Secondo Amnesty International nella maggior parte dei casi gli interventi chirurgici sono stati realizzati senza consenso e nella grave mancanza di cure e norme igienico sanitarie, con la seguente morte di 18 donne a seguito dell’operazione.
L’ex presidente Alberto Fujimori, ormai ottantenne, non è nuovo a questo tipo di accuse. Era già stato condannato a 25 anni di carcere per crimini contro l’umanità e corruzione, nel dicembre 2017, e aveva in seguito ottenuto l’indulto per "ragioni umanitarie" dall’allora Capo dello Stato Pedro Pablo Kuczynski il quale poi è stato costretto alle dimissioni per le manifestazioni scoppiate in tutto il Paese. A ottobre del 2018, la Suprema Corte aveva accolto il ricorso dei parenti delle vittime rimandando l’ex Presidente a scontare la pena in una struttura ospedaliera all’interno del carcere.
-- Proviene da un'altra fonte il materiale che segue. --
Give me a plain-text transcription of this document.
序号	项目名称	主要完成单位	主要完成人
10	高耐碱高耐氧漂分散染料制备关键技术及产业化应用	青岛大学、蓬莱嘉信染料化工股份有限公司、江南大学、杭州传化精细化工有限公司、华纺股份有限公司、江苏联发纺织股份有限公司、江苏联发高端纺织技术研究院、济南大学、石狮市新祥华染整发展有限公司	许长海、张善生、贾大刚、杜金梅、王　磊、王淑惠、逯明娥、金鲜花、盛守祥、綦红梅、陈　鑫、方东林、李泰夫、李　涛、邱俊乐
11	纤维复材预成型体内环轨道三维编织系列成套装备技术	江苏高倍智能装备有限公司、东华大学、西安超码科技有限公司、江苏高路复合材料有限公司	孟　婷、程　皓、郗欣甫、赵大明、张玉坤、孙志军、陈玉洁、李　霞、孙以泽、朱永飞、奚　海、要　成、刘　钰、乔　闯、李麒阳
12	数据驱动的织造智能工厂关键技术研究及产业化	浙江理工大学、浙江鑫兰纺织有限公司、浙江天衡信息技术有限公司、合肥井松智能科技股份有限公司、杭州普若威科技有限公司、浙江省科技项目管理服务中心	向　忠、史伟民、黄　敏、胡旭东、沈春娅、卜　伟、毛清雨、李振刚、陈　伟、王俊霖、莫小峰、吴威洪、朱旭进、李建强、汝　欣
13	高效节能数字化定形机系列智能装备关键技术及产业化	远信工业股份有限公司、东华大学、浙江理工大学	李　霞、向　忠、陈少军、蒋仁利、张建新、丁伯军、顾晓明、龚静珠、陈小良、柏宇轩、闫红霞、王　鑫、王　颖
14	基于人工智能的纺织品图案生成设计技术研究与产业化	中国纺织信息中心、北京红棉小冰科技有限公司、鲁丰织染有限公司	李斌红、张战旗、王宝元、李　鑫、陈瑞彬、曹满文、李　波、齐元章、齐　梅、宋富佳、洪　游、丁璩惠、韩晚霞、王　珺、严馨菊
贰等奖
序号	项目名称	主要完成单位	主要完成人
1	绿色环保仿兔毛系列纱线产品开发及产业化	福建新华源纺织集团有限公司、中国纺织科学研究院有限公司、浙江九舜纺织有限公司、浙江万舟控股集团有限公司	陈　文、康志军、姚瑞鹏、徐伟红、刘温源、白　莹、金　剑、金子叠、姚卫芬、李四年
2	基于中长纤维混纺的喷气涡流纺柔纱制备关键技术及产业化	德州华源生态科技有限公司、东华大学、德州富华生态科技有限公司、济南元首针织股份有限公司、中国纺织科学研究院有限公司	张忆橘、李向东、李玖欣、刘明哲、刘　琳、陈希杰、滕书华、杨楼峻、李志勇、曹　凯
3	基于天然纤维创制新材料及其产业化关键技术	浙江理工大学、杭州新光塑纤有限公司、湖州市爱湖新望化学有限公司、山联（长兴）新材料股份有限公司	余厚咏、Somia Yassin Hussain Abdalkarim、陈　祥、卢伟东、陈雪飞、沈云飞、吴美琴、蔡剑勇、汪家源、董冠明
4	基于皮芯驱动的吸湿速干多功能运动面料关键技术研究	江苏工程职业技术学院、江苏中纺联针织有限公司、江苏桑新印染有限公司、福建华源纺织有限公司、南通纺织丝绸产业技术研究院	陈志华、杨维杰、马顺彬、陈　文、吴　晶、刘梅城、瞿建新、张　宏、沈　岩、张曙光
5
Il Processo che lo vede coinvolto era già stato rinviato lo scorso 11 gennaio a causa della mancanza di interpreti, l’unico presente era specializzato in lingua quechua nella variante della regione Ayacucho ma la presenza di altre vittime provenienti da regioni diverse ha obbligato il giudice al rinvio e alla convocazione di un interprete con la conoscenza di più varianti della lingua.